A recent friend’s breakup was especially ugly. She supported one of them after discovering the other turned to ChatGPT, a infamously awful therapy alternative, not their partner, when they needed to talk about their feelings. “It’s like they didn’t want to endure any uncomfortable human feelings,” she said. “They just wanted to deal with something and continue, which is not how things work.”

Suddenly I couldn’t do it by myself. I was too dependent on AI to do the simplest things [at work].

Richard Barnes, a 31-year-old marine biologist and server in Hawaii, shares similar views. “I don’t know if I would think differently about someone who uses ChatGPT, but I would be like, ‘come on,’” he said. “You shouldn’t have to depend on it to make a grocery list. Your life is likely not that hard. We can make the list together.”

Celebrity and Industry Backlash.

When director Guillermo del Toro said he would “rather die” than use generative AI, it made headlines. Similarly, SZA’s Instagram stories tirade against the tech warning about “environmental racism” and expressing fear over users who are “codependent on a machine”. The same goes for when Simu Liu, Alison Roman, Céline Dion, Emily Blunt, and others make statements that are skeptical of AI in their respective industries.

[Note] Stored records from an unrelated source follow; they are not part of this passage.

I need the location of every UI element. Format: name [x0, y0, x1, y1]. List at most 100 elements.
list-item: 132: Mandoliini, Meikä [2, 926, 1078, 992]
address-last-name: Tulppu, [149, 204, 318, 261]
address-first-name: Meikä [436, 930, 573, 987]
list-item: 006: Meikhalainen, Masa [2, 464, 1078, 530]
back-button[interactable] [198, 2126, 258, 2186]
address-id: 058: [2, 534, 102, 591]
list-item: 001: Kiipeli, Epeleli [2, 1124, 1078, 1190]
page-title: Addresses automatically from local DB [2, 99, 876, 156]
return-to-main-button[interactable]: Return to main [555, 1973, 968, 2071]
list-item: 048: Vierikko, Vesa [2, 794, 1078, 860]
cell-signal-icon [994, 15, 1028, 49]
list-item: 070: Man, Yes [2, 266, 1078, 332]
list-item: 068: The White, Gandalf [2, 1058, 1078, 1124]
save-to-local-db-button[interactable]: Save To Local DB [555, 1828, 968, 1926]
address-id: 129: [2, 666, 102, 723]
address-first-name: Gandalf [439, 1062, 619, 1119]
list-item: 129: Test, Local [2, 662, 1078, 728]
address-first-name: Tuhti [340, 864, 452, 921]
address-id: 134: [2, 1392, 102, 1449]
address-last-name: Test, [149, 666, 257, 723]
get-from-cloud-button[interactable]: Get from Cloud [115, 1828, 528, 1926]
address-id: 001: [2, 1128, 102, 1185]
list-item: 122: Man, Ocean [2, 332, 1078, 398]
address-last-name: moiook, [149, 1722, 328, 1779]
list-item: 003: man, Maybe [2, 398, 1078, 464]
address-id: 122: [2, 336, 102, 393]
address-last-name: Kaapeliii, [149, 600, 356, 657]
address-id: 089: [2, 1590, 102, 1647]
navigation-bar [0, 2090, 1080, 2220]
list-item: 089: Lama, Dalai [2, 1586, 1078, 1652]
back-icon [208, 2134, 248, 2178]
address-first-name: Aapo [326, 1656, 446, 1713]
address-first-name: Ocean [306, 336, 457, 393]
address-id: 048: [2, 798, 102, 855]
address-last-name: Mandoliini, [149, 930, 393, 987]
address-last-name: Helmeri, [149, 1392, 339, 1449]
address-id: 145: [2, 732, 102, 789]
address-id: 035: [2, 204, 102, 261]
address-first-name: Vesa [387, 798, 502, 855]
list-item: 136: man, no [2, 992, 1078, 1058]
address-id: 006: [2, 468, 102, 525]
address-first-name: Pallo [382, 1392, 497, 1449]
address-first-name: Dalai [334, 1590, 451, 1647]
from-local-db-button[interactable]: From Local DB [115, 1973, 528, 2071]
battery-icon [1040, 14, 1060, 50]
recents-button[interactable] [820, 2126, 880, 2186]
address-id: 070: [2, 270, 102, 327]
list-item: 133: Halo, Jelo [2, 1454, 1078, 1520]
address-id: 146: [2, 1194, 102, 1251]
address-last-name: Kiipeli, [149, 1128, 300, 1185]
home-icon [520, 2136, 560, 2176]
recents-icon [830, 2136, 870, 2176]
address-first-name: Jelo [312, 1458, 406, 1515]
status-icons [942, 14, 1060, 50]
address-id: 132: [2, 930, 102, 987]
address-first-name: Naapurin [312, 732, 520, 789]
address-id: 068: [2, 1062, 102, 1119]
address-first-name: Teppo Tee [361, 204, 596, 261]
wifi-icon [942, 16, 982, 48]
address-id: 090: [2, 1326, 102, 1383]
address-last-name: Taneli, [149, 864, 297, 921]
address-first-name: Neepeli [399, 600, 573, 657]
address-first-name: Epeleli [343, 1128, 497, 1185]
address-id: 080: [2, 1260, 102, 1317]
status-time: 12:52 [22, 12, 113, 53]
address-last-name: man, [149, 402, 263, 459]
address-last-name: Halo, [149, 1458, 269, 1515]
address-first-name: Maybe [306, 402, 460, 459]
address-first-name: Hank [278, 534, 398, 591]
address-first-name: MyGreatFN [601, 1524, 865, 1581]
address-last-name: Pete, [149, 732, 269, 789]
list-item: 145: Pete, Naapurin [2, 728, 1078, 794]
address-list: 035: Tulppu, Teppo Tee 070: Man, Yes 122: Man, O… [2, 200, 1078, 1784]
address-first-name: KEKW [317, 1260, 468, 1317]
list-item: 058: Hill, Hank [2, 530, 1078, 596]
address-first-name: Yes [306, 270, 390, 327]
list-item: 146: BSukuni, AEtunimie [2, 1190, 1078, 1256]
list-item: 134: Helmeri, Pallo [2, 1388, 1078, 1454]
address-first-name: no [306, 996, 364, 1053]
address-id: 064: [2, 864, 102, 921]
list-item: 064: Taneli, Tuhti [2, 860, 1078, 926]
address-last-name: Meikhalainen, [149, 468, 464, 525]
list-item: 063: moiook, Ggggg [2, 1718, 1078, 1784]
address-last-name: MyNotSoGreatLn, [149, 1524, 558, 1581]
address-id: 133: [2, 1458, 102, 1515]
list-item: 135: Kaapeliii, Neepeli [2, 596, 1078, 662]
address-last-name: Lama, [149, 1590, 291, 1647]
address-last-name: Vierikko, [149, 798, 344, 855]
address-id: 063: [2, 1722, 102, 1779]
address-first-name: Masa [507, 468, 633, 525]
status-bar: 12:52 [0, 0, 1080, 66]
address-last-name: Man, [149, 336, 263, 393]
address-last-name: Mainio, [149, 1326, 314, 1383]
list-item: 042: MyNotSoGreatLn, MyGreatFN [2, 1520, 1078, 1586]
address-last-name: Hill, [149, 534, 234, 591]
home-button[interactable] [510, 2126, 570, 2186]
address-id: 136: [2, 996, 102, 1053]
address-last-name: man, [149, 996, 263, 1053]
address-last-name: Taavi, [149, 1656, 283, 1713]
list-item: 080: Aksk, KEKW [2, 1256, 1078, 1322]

I think these quotes go viral for a cause: people agree with them.

This sentiment is present even among those in the tech sector. Last month, Pinterest introduced a filter that lets users disable AI content. Meta lets users mute, but not entirely remove, comparable slop on Instagram. Reports indicated that “cursor resistance” is on the rise, as some Silicon Valley techies won’t use AI to write their code.

{Luciano Noijeen, a lead software engineer working in Greece and the Netherlands, told me that he eagerly used AI in the past to write or enhance his coding.|According to Luciano Noijeen, a {lead|

Ralph Shepherd
Ralph Shepherd

A seasoned gaming analyst with over a decade of experience in slot machine mechanics and casino industry trends.